= Mona Lisa Yuchengco =

Mona Lisa Yuchengco is a Filipino-American community activist, publisher and filmmaker. She was born in Manila, Philippines and moved to San Francisco in 1982 with her two sons. Yuchengco graduated from Assumption College with degrees in Liberal Arts and Education and earned a master's degree in Business Administration from Ateneo University.

In 1992 Yuchengco founded Filipinas, a magazine specifically directed toward the Filipino American community. The magazine, in its prime, covered various topics such as the lack of compensation of Filipino Veterans in World War II, domestic violence and Filipino identity.
Yuchengco sold Filipinas in 2005 and it dropped its print version in 2010, existing solely online thereafter. In late 2012 Yuchengco started a new magazine, Positively Filipino, that was solely available on the internet. In 2014 Positively Filipino writers took six Plaridel Awards, boosting the magazine's status.

==Filmmaking career==
In 2012, Yuchengco produced and directed "Marilou Diaz-Abaya: Filmmaker on a Voyage". The film is a feature documentary film about Marilou Diaz-Abaya, Yuchengco's sister-in-law, who is considered one of the 20th Century's most renowned Filipino film directors. "Filmmaker on a Voyage" screened at the Center for Asian American Media's CAAMFest in 2013. Yuchengco also co-produced the multi-award-winning Right Footed, a feature documentary profile of Filipino-American pilot and disability activist Jessica Cox that was directed by Nick T. Spark. In addition to its long festival run, the film screened in 2016 as part of a fundraiser for Philippine International Aid.
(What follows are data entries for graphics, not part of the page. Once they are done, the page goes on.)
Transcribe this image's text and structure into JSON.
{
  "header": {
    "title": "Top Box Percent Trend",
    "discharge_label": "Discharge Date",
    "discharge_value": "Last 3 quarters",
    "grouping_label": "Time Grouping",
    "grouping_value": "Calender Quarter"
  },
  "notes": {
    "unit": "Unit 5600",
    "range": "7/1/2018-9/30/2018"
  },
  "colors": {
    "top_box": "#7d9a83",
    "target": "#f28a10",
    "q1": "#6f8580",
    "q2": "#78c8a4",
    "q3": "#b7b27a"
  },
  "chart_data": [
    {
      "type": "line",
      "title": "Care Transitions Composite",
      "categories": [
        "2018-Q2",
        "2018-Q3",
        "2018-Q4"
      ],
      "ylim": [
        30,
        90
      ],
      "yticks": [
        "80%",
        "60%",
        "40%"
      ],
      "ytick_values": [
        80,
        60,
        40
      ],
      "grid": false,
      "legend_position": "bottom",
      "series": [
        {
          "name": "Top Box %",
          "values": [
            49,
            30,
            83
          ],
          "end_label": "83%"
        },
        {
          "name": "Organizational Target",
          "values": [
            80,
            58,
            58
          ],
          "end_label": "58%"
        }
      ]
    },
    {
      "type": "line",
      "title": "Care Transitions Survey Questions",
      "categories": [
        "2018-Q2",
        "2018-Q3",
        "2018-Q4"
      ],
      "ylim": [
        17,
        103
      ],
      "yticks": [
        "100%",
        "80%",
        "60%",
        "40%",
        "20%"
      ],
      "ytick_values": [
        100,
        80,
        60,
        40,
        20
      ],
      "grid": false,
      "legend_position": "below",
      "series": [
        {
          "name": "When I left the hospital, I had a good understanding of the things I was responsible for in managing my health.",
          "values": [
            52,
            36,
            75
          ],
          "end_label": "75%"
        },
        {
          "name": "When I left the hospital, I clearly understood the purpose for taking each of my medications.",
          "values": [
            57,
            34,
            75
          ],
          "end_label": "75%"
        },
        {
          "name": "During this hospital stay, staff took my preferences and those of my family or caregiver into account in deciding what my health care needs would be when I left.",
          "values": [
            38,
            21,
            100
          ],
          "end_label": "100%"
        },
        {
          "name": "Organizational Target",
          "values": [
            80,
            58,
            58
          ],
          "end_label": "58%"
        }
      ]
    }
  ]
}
==Community service and awards==
Yuchengco has been involved in various charities and organizations relating to Asian American interests. In 1986 she founded Philippine International Aid, which she chairs. Among other awards, she was awarded the President's citation by Philippine President Gloria Arroyo December 12, 2002, for her contributions to the Filipino community in the United States.

==Personal life==
Yuchengco is married to Lloyd LaCuesta and has two sons and several grandchildren. She is the daughter of Alfonso Yuchengco.